UK interest rates are already higher than they need to be to bring inflation back to its target level, a Bank of England policymaker argued on Friday.
Silvana Tenreyro, an external member of the BoE’s Monetary Policy Committee, told a conference in London that “policy was already in restrictive territory” before the November MPC meeting, when the majority of members voted to raise interest rates by 0.75 percentage points to 3 per cent.
She said it was too early to see the full effects of “the fastest tightening in policy in the MPC’s history”, arguing that interest rate rises fed through to the economy more slowly than in the past, as fixed-rate mortgages were more common and most homeowners had yet to refinance.
Even if interest rates remained at their current level, the economy was likely to fall into recession and inflation to fall below target in the medium term, leading the BoE to cut interest rates from 2024, she suggested.
If interest rates rose in line with recent market expectations, the UK would face a prolonged recession accompanied by a sharp rise in unemployment and further falls in living standards.
UK GDP shrank in the third quarter, according to official data released on Friday that suggested the economy had already entered recession and was now smaller than immediately prior to the Covid-19 pandemic.
Other MPC members have already made clear that the central bank does not think interest rates will need to rise as high as the 5.25 per cent peak market pricing implied in the run-up to the last policy meeting.
But Tenreyro, who has been one of the most dovish voices on the MPC in recent months, is an outlier in suggesting that the central bank has already done enough to rein in inflation, which stood at 10.1 per cent in September — five times the BoE’s 2 per cent target.
Jonathan Haskel, another MPC external member, struck a very different note in a speech published on Friday, which he was due to deliver at the Bank of Israel on Sunday. Haskel said the latest signs of the economy slowing did not imply there was less need for the BoE to tighten policy.
High inflation could be especially sticky in the UK, he argued, because the country had a very tight labour market — partly as a result of ill health keeping people out of the workforce — and a very poor record on investment.

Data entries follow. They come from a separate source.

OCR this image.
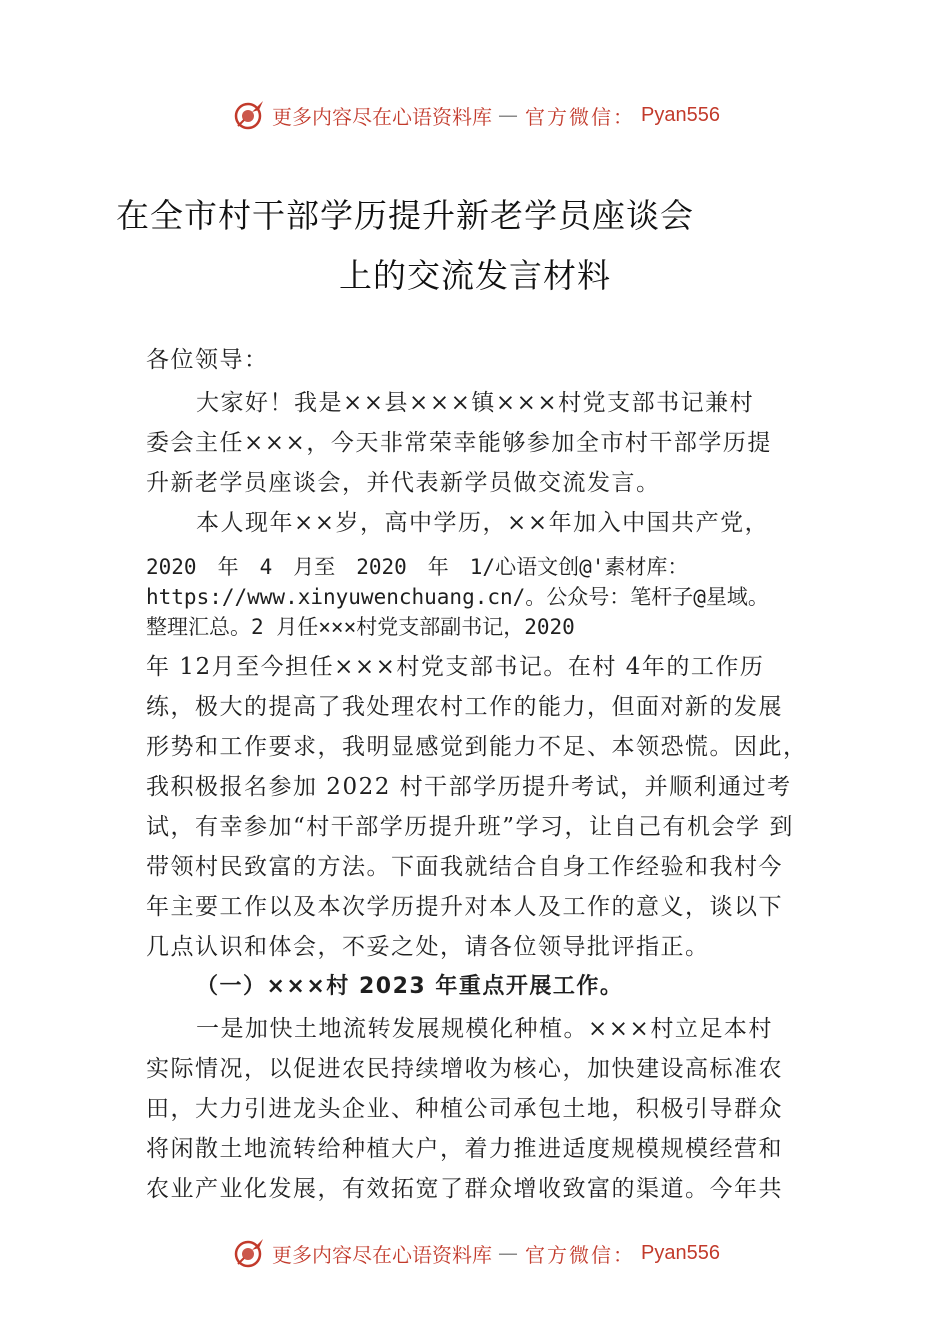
更多内容尽在心语资料库 — 官方微信： Pyan556
在全市村干部学历提升新老学员座谈会
上的交流发言材料
各位领导：
大家好！我是××县×××镇×××村党支部书记兼村
委会主任×××，今天非常荣幸能够参加全市村干部学历提
升新老学员座谈会，并代表新学员做交流发言。
本人现年××岁，高中学历，××年加入中国共产党，
2020　年　4　月至　2020　年　1/心语文创@'素材库：
https://www.xinyuwenchuang.cn/。公众号：笔杆子@星域。
整理汇总。2 月任×××村党支部副书记，2020
年 12月至今担任×××村党支部书记。在村 4年的工作历
练，极大的提高了我处理农村工作的能力，但面对新的发展
形势和工作要求，我明显感觉到能力不足、本领恐慌。因此，
我积极报名参加 2022 村干部学历提升考试，并顺利通过考
试，有幸参加“村干部学历提升班”学习，让自己有机会学 到
带领村民致富的方法。下面我就结合自身工作经验和我村今
年主要工作以及本次学历提升对本人及工作的意义，谈以下
几点认识和体会，不妥之处，请各位领导批评指正。
（一）×××村 2023 年重点开展工作。
一是加快土地流转发展规模化种植。×××村立足本村
实际情况，以促进农民持续增收为核心，加快建设高标准农
田，大力引进龙头企业、种植公司承包土地，积极引导群众
将闲散土地流转给种植大户，着力推进适度规模规模经营和
农业产业化发展，有效拓宽了群众增收致富的渠道。今年共
更多内容尽在心语资料库 — 官方微信： Pyan556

“My concern is that these supply-side stresses risk persistent inflationary pressure . . . right now, I believe it important for monetary policy to stand firm,” Haskel said.
But some observers are increasingly worried that central banks — having been too slow to raise interest rates in the recovery from the pandemic — could now make the opposite mistake, with their collective efforts to curb inflation causing a sharper global downturn than necessary.
Tenreyro dissented from the majority of MPC members at the last meeting, voting for a rate increase of just 0.25 percentage points. The only reason she backed even this increase, she told the Society of Professional Economists, was to guard against the risk of so-called “second-round effects” setting in and turning high inflation into a self-fulfilling phenomenon.
This could happen if people saw high inflation as normal, with workers demanding bigger wage rises to offset it and companies trying to preserve profit margins.
But, she said, there were now signs of the labour market loosening, with employers telling BoE agents that they had paused recruitment, and fiscal policy also looked likely to be “tighter than I previously assumed”.